Du 24 mars au 17 juin
Commissariat : June Newton
Avec la collaboration de Jérôme Neutres (conseiller du Président de la réunion des musées nationaux)


Après la file d’attente habituelle du Grand Palais, nous nous retrouvons dans un espace restreint. Il y a toujours autant de monde, et ce n’est pas l’idéal pour apprécier les photographies. On est parfois attroupé dans des recoins. Les salles sont plutôt petites, les photographies sont accrochées en deux rangées. Il y en même au dessus des ouvertures. Pour voir l’extrait de Helmut by June, on a presque l’impression d’être les uns sur les autres. Le musée d’Helmut Newton à Berlin m’avait laissé une meilleure impression. J’ai trouvé que la disposition manquait de fluidité. Cependant, les diapositives d’Helmut Newton m’ont marquée par leur qualité. J’ai trouvé que l’exposition manquait d’archives, hormis quelques couvertures de magazines, on y apprend quelques anecdotes.
« Je suis très attirée par le mauvais goût, plus excitant que le prétendu bon goût qui n’est que la normalisation du regard. […] Les mouvements sado-maso, par exemple, me paraissent toujours très intéressants ; j’ai en permanence dans le coffre de ma voiture des chaînes et des menottes non pas pour moi mais pour mes photos. » Conférence de presse, Autriche, 1984
La femme newtonienne tient une des places les plus importantes de l’exposition. Elle nous est révélée comme une femme forte, séductrice, voir dominatrice. Elle semble toujours avoir le contrôle. La série Elles arrivent de 1981 est pour moi la plus révélatrice de cet état d’esprit. Leur démarche exprime une réelle détermination, le spectateur se sent ainsi troublé, presque mis à nu.  

«Sie kommen, Naked & Dressed», Helmut Newton, Paris, 1981. 
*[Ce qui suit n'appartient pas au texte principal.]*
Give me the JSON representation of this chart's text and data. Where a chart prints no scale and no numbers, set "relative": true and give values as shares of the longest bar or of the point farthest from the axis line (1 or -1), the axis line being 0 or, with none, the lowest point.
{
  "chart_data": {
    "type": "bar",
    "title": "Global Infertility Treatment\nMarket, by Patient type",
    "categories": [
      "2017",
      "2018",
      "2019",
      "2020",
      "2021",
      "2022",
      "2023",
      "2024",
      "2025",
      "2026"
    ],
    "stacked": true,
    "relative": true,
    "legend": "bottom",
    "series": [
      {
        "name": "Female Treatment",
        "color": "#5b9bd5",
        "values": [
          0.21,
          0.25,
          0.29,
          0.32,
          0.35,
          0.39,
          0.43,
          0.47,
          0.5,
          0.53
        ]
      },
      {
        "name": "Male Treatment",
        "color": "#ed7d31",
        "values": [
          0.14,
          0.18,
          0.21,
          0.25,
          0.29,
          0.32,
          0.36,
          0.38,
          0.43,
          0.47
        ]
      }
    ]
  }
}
Certains clichés moins connus permettent de saisir l’ampleur du travail d’Helmut Newton, mais aussi sa vision de l’Homme en général. Chaque salle reflète un moment de sa carrière avec plus ou moins d’audace. L’exposition met bien en exergue la diversité des photographies. Sans doute dû au fait que pour Newton, une photographie de mode ne doit pas ressembler à une photographie de mode. La salle des portraits est marquante, les mises en scènes sont parfois impitoyables. Les modèles rivalisent de vanité. Les portraits sont pour la plupart en grand format, ainsi ces personnages qui semblent encore plus dérangeants et interrogateurs.
« Je photographie les gens que j’aime et que j’admire, ceux qui sont célèbres, et surtout ceux qui le sont pour de mauvaises raisons. »

«Jean-Marie Le Pen», Helmut Newton, Paris, 1997.

En 1997, Helmut Newton a notamment photographié Jean-Marie Le Pen pour le New Yorker. Ce dernier pose avec ses dobermans. Il a une main dans le collier d’un des chiens et la tête haute. Le sentiment prépondérant de ce portrait est une domination et un côté dédaigneux. Helmut Newton déclarera qu’il avait naïvement accepté de poser avec ses chiens. Cette photographie est souvent comparée à une photographie d’Hitler avec son doberman. Helmut Newton fait sans cesse ressortir le caractère prédominant de ses modèles. Il peut le magnifier comme être impitoyable avec lui.

«Fred, le taureau», Helmut Newton, Ecosse, 1995.